The Key To Flexibility And Computational Measurement Is Distributed Machine Learning

November 10, 2018

The Key To Flexibility And Computational Measurement Is Distributed Machine Learning

Distributed machine learning is emerging with the concept of “big data.” Before there was big data, there was a lot of research work to make the machine learning algorithm faster and more than multiple processors. This type of work is often referred to as “parallel computing” or “parallel machine learning,” and its core goal is to disassemble computing tasks into multiple small tasks that are distributed across multiple processors for computation.

Distributed computing or distributed machine learning, in addition to distributing computing tasks across multiple processors, more importantly distributes data (including training data and intermediate results). Because in the era of big data, the hard disk of a machine often can’t hold all the data, or even if it is installed, it will be limited by the bandwidth of the machine’s I/O channel, so that the access speed is very slow. For greater storage capacity, throughput, and fault tolerance, we all want to distribute data across multiple computers.

So what kind of data is so large that the hard disk of a machine or even hundreds of machines can not be installed? You know, the hard disk space of many servers is now a few terabytes! In fact, there are many such big data. For example, search engines have to climb a lot of web pages, analyze and index their content. How many web pages are there? This number is difficult to estimate because it changes over time.

Before the advent of Web 2.0, the growth in the number of global web pages was relatively stable, as the web pages were edited by professionals. And because various Web 2.0 tools help users build their own web pages, such as blogs and even Weibo, the number of web pages is increasing exponentially.

Another typical big data is user behavior data on e-commerce websites.

Example:

On Amazon or Taobao, many users see a lot of recommended products every day, and click on some of them. The behavior of these users clicking on recommended products will be recorded by Amazon and Taobao’s servers as input to a distributed machine learning system. The output is a mathematical model that predicts which items a user likes to see, so that the next time the recommended item is displayed, the ones that the user likes are displayed.
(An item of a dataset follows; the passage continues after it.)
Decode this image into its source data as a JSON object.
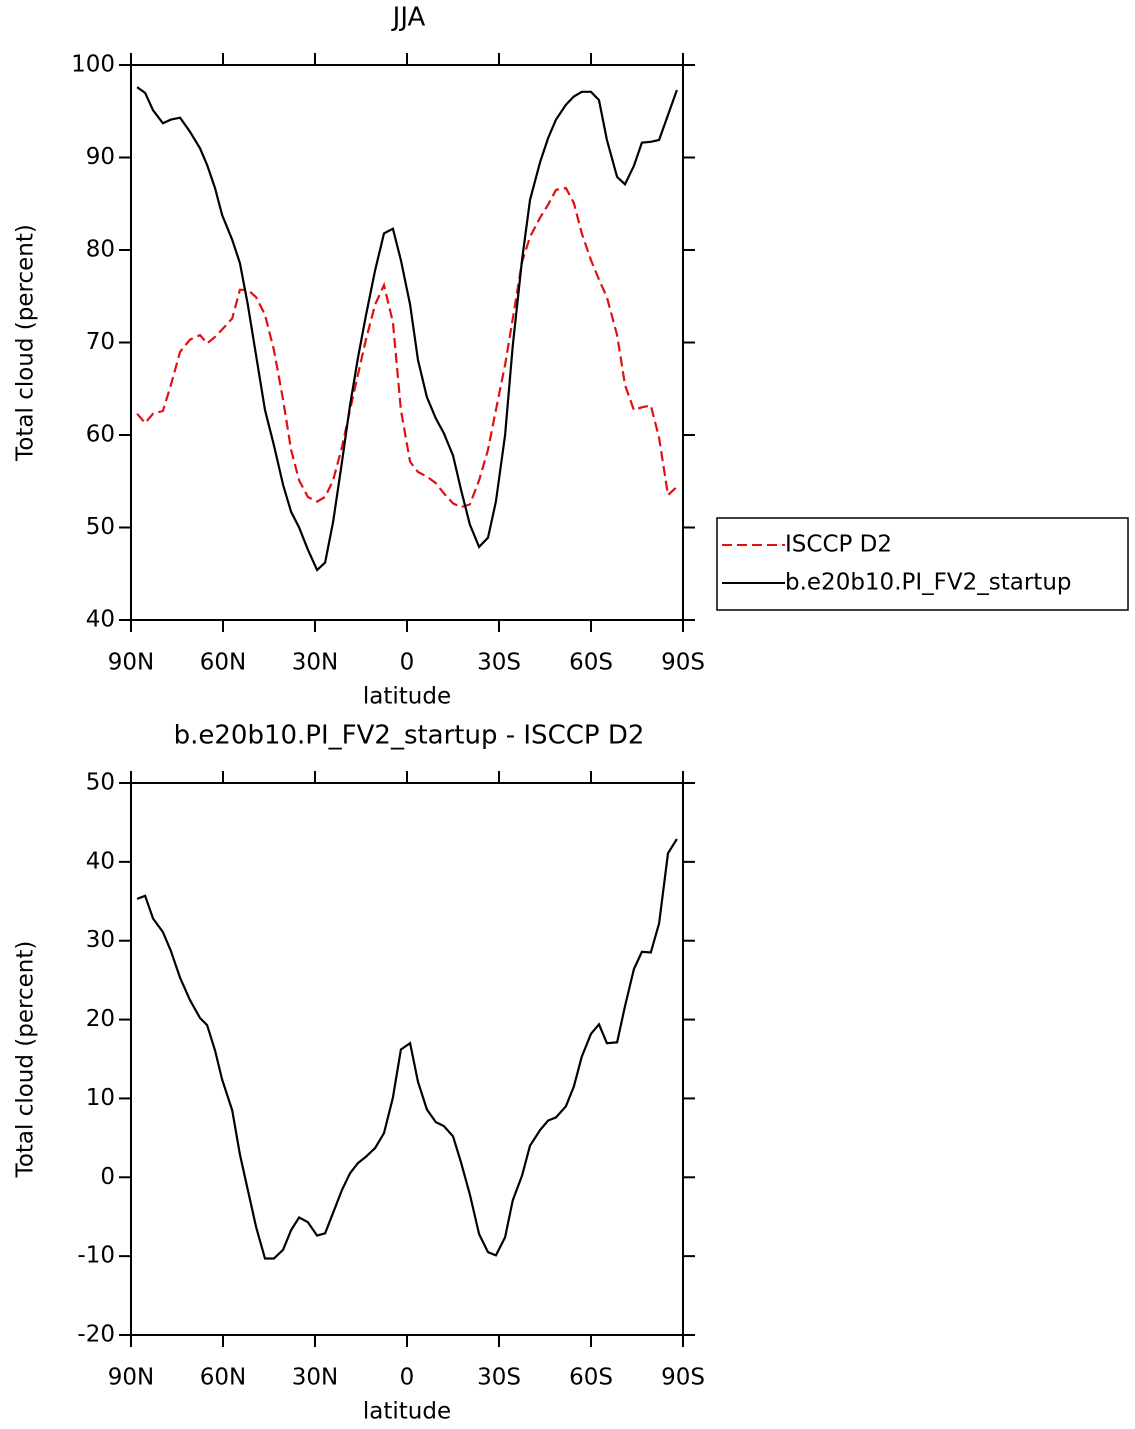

Today, everyone can use Google’s speech recognition system over the Internet. We will find that Google’s speech recognition system can be almost accurately identified regardless of the user’s accent, so that it is almost no longer necessary to “adapt to the owner’s accent.” And Google’s system supports more languages. The secret of this is “big data.”

Before Google released the speech recognition engine, there was a voice search service. Before the voice search service, there is a call inquiry service. In fact, the official phone service collects a lot of user voice input. This part of the data is manually labeled and is called the first batch of data for training language models and acoustic models. Subsequent voice searches collected the voices of more Internet users around the world, and with the introduction of a semi-automatic labeling system, the training data was greatly enriched. The more training data, the more accents and languages that can be covered, the higher the recognition accuracy of the model obtained by machine learning.

So if we can design a distributed machine learning system that can generalize the rules from big data, we are actually summarizing the entire human knowledge base. This sounds amazing, in fact, in the above example, Google has done it. In the last section of this series, we will introduce a semantic learning system that we have developed that sums up the millions of “semantics” in Chinese from hundreds of billions of textual data. Then, as long as the user enters any piece of text, the system can use the trained model to understand the “semantics” expressed in the text within a millisecond. This understanding process ensures that ambiguities in the text are eliminated, allowing applications such as search engines, advertising systems, and recommendation systems to better understand user needs.

In short, the Internet has given humans the first opportunity to collect behavioral data for all humans. This provides a new opportunity for machine learning, which has been in the direction of decades of research—distributed machine learning—incorporating this human knowledge from Internet data, making the machine “smarter” than any individual.